Opinión Nacional

¡Qué tiempos los de Rómulo, carajo!

Temo muy seriamente que ante el descalabro del régimen y la eventual y nada imaginaria muerte del caudillo muchos dirigentes opositores de la vieja y nueva escuela hayan comenzado a temerle al cuero. Y en lugar de afilar sus estacas para clavárselas en el corazón al uniformado príncipe Drácula del chavismo, prefieran acomodarse en el carromato e intentar la transición por las estepas de Transilvania de la mano con los viejos financistas y operadores del teniente coronel, en cómplice armonía con el desastre. Una extraña mezcla de Drácula con el Dr. Frankenstein.

No sería de extrañar. Llevamos treinta años abrazados al esqueleto del más remoto pasado. Desde que Carlos Andrés Pérez – cuyos despojos se fueran aguas abajo inundados por un torrente incontenible de lágrimas de cocodrilo – se permitiera la osadía de lanzarse en brazos del futuro, sin casco, paracaídas ni alarmas de prevención, el horror al futuro se apoderó de tirios y troyanos. Adecos y copeyanos, ignaros y notables, empresarios y populacho pata en el suelo, todo se lo hubiera perdonado, incluso aquello, salvo la peor ocurrencia que osara plantearnos: fin de la estatolatría, acabose de las alcabalas de la corruptocracia, sinceración de la economía, gasolina a precios normales, fin de dólares a mansalva y conversión de la economía rentista en una economía productiva.

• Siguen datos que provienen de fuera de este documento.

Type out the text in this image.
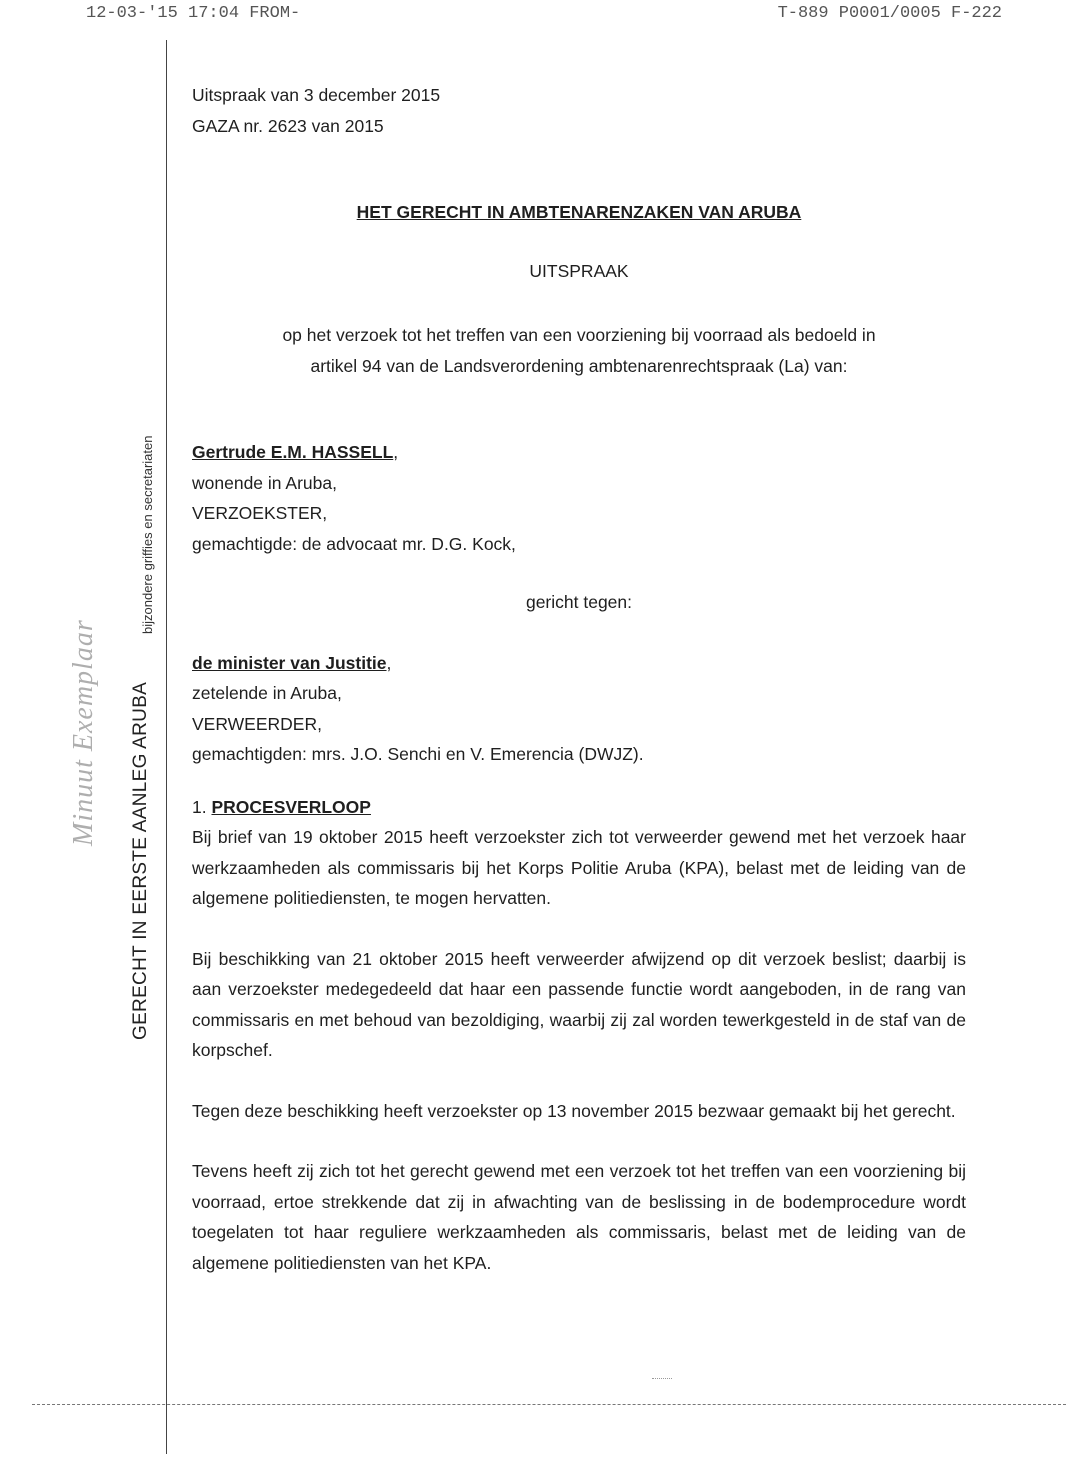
12-03-'15 17:04 FROM-	T-889 P0001/0005 F-222
GERECHT IN EERSTE AANLEG ARUBA
bijzondere griffies en secretariaten
Minuut Exemplaar
Uitspraak van 3 december 2015
GAZA nr. 2623 van 2015
HET GERECHT IN AMBTENARENZAKEN VAN ARUBA
UITSPRAAK
op het verzoek tot het treffen van een voorziening bij voorraad als bedoeld in
artikel 94 van de Landsverordening ambtenarenrechtspraak (La) van:
Gertrude E.M. HASSELL,
wonende in Aruba,
VERZOEKSTER,
gemachtigde: de advocaat mr. D.G. Kock,
gericht tegen:
de minister van Justitie,
zetelende in Aruba,
VERWEERDER,
gemachtigden: mrs. J.O. Senchi en V. Emerencia (DWJZ).
1. PROCESVERLOOP

Bij brief van 19 oktober 2015 heeft verzoekster zich tot verweerder gewend met het verzoek haar werkzaamheden als commissaris bij het Korps Politie Aruba (KPA), belast met de leiding van de algemene politiediensten, te mogen hervatten.

Bij beschikking van 21 oktober 2015 heeft verweerder afwijzend op dit verzoek beslist; daarbij is aan verzoekster medegedeeld dat haar een passende functie wordt aangeboden, in de rang van commissaris en met behoud van bezoldiging, waarbij zij zal worden tewerkgesteld in de staf van de korpschef.

Tegen deze beschikking heeft verzoekster op 13 november 2015 bezwaar gemaakt bij het gerecht.

Tevens heeft zij zich tot het gerecht gewend met een verzoek tot het treffen van een voorziening bij voorraad, ertoe strekkende dat zij in afwachting van de beslissing in de bodemprocedure wordt toegelaten tot haar reguliere werkzaamheden als commissaris, belast met de leiding van de algemene politiediensten van het KPA.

El conservador de los conservadores, don Rafael Caldera, unido a la cáfila de vejetes y notabilidades, fétidos todas a formalina y recién escapados del ropero colonial, en férrea unidad con golpistas bolivarianos y editores del escándalo se hicieron a la proterva tarea de defenestrarlo. El horror al futuro sirvió de carburante inextinguible de la conspiración pretérita. Venezuela no se podía permitir pisar tierra franca y enfrentar sus carencias de la mano de sus potencialidades. ¡Venezuela no es Chile! ¡Eso sólo se lo puede permitir Pinochet!, bramó un reconocido personaje de nuestra picaresca. Abriéndole los portones al cantinero del ejército.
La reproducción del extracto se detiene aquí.